GIVING up lands that are seemingly “no longer economically feasible and sound for agricultural purposes” does not seem to sound right. Why would you give up on a source of food and livelihood for people?

Lands used to produce rice, corn, and products that feed an entire nation are being converted for commercial or residential use.

Republic Act 6657 or the Comprehensive Agrarian Reform Law allows the conversion of such unproductive lands for residential, economic, or industrial purposes five years after the awarding of these lands to their owners. These lands have formerly been awarded through the Comprehensive Agrarian Reform Program (Carp).

It may perhaps be sound to reason that instead of allowing barren lands to stay still, it would be better to convert these to something more highly-profitable or more usable purposes such as by constructing commercial or residential complexes in the areas.

However, given the rice crisis in the Philippines, giving up on such lands is not a very productive choice.

Food is a staple need among humans. It is ranked higher that other needs that humans have.

In order for the Philippines to bridge this need given the rice shortage that the country has, it has been importing rice from other Southeast Asian countries.

However, rice importation is just a band aid solution. There is even the problem on the rising prices for rice and other food.

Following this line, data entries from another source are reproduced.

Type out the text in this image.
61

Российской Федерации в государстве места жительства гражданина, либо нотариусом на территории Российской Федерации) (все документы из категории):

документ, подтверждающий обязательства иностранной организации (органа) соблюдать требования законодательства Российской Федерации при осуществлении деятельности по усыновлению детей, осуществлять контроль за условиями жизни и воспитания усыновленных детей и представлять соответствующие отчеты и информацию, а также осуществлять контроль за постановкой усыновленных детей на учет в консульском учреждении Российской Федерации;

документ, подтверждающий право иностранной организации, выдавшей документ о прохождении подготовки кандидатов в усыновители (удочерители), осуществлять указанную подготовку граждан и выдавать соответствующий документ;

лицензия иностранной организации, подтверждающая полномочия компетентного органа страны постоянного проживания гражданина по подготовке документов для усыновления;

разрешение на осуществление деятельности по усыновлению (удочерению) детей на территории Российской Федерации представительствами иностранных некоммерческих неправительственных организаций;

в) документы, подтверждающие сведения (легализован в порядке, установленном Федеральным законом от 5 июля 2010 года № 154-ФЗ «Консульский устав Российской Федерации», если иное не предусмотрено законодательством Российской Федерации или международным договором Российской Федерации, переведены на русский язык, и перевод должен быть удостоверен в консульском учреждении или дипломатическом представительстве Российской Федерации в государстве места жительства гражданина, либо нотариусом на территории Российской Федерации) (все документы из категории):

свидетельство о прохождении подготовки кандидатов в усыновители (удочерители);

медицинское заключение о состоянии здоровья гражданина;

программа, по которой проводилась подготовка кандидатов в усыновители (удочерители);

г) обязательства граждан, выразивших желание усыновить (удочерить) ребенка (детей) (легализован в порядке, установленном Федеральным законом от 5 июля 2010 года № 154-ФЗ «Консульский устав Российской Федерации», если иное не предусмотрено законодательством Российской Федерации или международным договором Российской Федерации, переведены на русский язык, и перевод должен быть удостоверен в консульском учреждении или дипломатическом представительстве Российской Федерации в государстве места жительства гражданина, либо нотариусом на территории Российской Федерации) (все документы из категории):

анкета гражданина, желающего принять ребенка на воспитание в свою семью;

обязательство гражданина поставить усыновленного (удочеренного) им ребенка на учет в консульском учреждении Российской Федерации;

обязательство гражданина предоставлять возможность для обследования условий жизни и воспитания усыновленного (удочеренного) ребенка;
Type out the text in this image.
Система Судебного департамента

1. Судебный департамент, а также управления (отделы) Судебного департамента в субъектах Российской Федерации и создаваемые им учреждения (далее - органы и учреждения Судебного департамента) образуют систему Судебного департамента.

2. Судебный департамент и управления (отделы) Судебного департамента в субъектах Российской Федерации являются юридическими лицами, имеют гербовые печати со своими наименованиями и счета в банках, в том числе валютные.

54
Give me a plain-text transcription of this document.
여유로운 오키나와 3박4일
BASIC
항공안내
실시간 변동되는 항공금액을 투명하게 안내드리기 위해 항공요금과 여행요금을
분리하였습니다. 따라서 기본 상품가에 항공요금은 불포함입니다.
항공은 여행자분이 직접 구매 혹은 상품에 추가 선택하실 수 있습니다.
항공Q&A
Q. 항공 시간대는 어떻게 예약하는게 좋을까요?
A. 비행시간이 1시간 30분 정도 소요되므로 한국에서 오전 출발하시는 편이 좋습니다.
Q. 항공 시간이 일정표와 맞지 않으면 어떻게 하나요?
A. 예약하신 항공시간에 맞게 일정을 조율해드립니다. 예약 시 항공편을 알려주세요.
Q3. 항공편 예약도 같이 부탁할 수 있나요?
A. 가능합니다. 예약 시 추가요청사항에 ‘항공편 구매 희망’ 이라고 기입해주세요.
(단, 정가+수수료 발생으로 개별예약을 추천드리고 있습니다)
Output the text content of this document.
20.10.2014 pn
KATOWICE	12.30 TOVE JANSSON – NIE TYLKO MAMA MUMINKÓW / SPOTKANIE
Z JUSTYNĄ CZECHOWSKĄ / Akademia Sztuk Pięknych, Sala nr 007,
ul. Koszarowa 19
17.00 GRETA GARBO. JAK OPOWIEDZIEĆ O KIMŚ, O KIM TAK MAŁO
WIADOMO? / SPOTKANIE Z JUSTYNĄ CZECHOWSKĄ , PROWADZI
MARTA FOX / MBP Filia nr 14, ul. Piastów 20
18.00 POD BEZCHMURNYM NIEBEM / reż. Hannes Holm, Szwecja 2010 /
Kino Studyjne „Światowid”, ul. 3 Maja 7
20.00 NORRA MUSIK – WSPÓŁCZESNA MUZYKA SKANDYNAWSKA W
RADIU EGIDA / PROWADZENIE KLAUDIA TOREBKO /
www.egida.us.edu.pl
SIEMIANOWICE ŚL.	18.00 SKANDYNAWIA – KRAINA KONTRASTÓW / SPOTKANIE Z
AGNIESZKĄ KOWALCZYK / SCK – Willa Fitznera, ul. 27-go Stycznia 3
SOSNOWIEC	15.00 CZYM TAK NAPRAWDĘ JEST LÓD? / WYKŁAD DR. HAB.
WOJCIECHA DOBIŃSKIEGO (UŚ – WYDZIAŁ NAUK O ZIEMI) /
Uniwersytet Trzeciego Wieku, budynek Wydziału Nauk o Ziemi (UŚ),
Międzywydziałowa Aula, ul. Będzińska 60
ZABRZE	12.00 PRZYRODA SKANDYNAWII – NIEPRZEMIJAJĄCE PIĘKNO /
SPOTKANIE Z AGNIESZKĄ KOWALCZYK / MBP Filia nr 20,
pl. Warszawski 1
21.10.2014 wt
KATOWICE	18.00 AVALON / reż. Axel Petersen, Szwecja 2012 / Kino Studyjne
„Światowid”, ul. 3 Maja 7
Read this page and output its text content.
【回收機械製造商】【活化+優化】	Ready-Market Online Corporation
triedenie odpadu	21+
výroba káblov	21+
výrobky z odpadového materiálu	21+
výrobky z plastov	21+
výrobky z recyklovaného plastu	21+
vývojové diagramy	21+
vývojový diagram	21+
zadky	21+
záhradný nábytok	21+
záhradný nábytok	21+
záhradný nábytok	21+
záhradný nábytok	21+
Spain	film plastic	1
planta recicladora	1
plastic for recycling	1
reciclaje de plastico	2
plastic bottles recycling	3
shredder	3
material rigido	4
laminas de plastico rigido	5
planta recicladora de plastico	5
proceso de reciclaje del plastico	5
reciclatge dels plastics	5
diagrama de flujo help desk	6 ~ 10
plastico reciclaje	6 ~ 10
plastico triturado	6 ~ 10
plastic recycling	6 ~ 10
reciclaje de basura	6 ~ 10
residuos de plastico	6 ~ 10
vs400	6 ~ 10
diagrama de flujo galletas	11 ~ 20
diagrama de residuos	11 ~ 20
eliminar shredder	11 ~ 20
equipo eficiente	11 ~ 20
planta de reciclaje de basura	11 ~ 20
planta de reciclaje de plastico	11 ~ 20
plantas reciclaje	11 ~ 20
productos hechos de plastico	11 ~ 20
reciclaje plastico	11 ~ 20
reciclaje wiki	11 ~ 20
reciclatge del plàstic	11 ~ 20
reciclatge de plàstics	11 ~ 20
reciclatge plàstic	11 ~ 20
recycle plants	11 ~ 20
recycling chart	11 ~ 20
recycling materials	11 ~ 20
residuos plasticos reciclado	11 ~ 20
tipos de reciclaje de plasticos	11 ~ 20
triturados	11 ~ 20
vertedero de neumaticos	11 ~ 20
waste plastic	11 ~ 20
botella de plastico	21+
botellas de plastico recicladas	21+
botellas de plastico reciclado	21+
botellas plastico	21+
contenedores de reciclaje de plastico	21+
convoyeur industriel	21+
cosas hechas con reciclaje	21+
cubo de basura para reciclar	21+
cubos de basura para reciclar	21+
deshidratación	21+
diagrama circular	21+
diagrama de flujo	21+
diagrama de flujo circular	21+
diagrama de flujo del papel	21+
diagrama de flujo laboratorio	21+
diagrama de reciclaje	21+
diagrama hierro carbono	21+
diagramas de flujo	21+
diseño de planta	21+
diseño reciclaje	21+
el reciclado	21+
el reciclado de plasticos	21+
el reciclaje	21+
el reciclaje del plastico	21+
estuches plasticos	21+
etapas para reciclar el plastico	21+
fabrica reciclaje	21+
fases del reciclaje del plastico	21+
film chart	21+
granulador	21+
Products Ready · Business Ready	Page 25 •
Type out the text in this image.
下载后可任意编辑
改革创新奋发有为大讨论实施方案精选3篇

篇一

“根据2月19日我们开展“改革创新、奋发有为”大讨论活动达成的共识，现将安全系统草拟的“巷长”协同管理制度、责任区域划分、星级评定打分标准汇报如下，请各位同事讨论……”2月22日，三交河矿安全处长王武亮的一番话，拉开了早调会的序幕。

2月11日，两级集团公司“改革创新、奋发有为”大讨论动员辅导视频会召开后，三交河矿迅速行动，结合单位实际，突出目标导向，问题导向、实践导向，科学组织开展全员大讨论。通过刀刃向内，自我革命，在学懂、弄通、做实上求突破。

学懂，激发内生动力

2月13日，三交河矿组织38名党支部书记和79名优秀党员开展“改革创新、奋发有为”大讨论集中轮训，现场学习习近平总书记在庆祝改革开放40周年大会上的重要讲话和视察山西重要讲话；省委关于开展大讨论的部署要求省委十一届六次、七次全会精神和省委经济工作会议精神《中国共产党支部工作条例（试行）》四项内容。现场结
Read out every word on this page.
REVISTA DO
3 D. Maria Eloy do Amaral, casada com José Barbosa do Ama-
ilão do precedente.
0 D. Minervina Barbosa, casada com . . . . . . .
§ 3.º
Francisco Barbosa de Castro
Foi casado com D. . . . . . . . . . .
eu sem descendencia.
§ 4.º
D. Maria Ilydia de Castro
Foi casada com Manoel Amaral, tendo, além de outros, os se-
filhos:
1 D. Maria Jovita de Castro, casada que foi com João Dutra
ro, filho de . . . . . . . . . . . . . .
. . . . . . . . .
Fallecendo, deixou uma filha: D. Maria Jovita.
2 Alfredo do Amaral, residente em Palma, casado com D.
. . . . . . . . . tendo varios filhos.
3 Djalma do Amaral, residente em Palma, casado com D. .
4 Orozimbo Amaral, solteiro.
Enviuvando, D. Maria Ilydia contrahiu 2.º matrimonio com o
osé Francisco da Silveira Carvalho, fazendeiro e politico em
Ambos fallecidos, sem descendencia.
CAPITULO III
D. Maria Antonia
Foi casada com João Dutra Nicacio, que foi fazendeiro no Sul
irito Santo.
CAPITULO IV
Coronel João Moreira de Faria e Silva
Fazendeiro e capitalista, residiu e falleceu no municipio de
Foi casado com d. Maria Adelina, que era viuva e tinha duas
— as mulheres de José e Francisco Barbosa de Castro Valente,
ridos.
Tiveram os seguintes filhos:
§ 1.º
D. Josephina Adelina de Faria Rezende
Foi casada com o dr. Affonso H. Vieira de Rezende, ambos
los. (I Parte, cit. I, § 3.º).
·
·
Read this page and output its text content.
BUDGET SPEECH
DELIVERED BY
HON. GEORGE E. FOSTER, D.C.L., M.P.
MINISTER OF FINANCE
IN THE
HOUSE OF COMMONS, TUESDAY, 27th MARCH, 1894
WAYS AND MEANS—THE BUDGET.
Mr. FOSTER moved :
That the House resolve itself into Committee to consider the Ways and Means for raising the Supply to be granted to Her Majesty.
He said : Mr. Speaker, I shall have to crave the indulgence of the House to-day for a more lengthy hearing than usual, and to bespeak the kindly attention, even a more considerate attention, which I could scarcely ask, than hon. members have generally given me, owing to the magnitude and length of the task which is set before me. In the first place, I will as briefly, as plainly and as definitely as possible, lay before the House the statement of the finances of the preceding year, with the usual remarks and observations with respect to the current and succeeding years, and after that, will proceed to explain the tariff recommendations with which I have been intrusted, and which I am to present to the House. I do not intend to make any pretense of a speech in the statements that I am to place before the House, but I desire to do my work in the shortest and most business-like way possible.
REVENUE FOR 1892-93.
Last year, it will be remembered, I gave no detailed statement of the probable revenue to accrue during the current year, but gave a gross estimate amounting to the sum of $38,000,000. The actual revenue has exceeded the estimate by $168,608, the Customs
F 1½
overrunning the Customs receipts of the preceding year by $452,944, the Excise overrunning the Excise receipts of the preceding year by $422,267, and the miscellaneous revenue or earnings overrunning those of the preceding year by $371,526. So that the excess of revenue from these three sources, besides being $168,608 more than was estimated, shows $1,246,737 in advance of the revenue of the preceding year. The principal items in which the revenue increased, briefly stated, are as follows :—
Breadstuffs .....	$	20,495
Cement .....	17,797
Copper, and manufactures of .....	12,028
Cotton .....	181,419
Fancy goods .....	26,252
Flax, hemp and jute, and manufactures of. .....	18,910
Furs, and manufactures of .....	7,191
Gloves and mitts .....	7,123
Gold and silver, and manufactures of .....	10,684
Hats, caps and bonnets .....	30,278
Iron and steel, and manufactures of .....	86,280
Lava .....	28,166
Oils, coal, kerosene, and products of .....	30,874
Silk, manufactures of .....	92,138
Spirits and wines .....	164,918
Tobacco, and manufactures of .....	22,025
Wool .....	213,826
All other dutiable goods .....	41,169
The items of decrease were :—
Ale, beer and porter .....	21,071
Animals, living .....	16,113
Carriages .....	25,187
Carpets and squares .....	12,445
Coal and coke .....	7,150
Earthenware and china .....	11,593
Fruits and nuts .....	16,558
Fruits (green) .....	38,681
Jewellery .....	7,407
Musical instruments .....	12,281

What’s worse, we may be raising the rates of this crisis by bulldozing lands that are “no longer economically feasible and sound for agricultural purposes.”

Agricultural technology is still finding ways to revive formerly and potentially irrigable lands. Science is also finding ways for plants to endure environmental changes—all for the purpose of feeding people.

By this, we should not give up on agriculture and our agricultural lands.

It may be true that we are increasing the ability of the citizens to purchase food and their other needs by allowing them to establish businesses in these commercial complexes, but it does not solve the dipping food supply of the Country. Furthermore, the benefits are reaped mostly by the middle class who could afford franchises and can establish medium-scale businesses.